On October 7, U.S. District Court Judge Ricardo M. Urbina, relying on the Supreme Court's Boumediene decision, ordered the release of 17 ethnic Chinese Muslims, known as Uighurs, from their Guantanamo Bay incarceration. The judge's order required the government to set the detainees free on U.S. soil. In fact, the judge ordered the men brought to his D.C. chambers so he could essentially release them personally. Some of the men received weapons training at Afghan camps affiliated with al Qaeda or the Taliban and were captured near Tora Bora in 2001 or 2002. While they are apparently no longer considered enemy combatants, their legal status remains in limbo. According to the Wall Street Journal...
They exist in a legal netherworld, however, because no one will accept custody.

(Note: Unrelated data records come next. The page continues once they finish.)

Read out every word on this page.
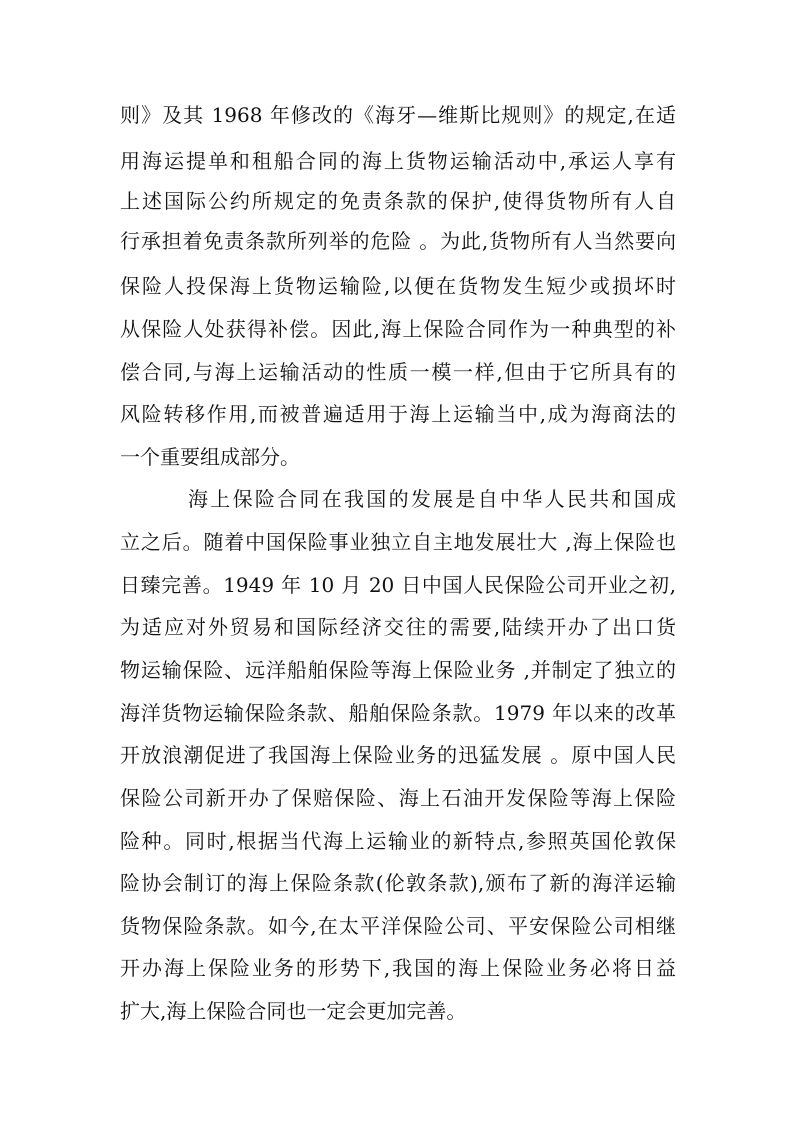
则》及其 1968 年修改的《海牙—维斯比规则》的规定,在适
用海运提单和租船合同的海上货物运输活动中,承运人享有
上述国际公约所规定的免责条款的保护,使得货物所有人自
行承担着免责条款所列举的危险 。为此,货物所有人当然要向
保险人投保海上货物运输险,以便在货物发生短少或损坏时
从保险人处获得补偿。因此,海上保险合同作为一种典型的补
偿合同,与海上运输活动的性质一模一样,但由于它所具有的
风险转移作用,而被普遍适用于海上运输当中,成为海商法的
一个重要组成部分。
海上保险合同在我国的发展是自中华人民共和国成
立之后。随着中国保险事业独立自主地发展壮大 ,海上保险也
日臻完善。1949 年 10 月 20 日中国人民保险公司开业之初,
为适应对外贸易和国际经济交往的需要,陆续开办了出口货
物运输保险、远洋船舶保险等海上保险业务 ,并制定了独立的
海洋货物运输保险条款、船舶保险条款。1979 年以来的改革
开放浪潮促进了我国海上保险业务的迅猛发展 。原中国人民
保险公司新开办了保赔保险、海上石油开发保险等海上保险
险种。同时,根据当代海上运输业的新特点,参照英国伦敦保
险协会制订的海上保险条款(伦敦条款),颁布了新的海洋运输
货物保险条款。如今,在太平洋保险公司、平安保险公司相继
开办海上保险业务的形势下,我国的海上保险业务必将日益
扩大,海上保险合同也一定会更加完善。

The U.S. will not repatriate the Uighurs to China, where they are considered separatists and are likely to be imprisoned, or worse. Five were released to Albania in 2006, but the State Department has not been able to persuade other countries, which fear reprisals from Beijing, to take in the rest. While their situation is unfortunate, the choice is between continuing to hold them at Gitmo in special housing or releasing them here.
The judge's order was short lived. Following an emergency appeal by the Justice Department, the U.S. Court of Appeals for the District of Columbia Circuit temporarily reversed ("stayed" in legal terms) Judge Urbina's order the next day. On October 20, a three-judge panel on the court ruled in a 2-1 decision that the men would continue to be held in custody in Gitmo pending oral arguments before all 12 D.C. Circuit judges on November 24. This is called an "en banc" hearing. The text of the opinion is not yet available online.
In legal papers, lawyers for the detainees said that no harm will come to the public and certainly no irreparable harm to the government should the prisoners be set free. ("Irreparable harm" is the legal measuring stick used to determine the appropriateness of an court-ordered injunction or restraining order.)
The Journal article opines that given the approximately 270 remaining Gitmo detainees who are or will be challenging their detention in federal court, "in some ways this case is unique, though that does not make Judge Urbina's decision--and the precedent it sets--any less dangerous...the practical question is: What happens to such terrorists if they're cleared for release by the likes of Judge Urbina? If no country will accept them, the real possibility exists that they will be released domestically. Judge Urbina's decision certainly makes that more probably, even if it is disguised in the exceptional, hard-luck case of the Uighurs."
Judge Urbina is a Clinton appointee. As the choice of a new President looms, it's worth keeping in mind that when it comes to the nomination and confirmation of federal judges in particular, elections have consequences.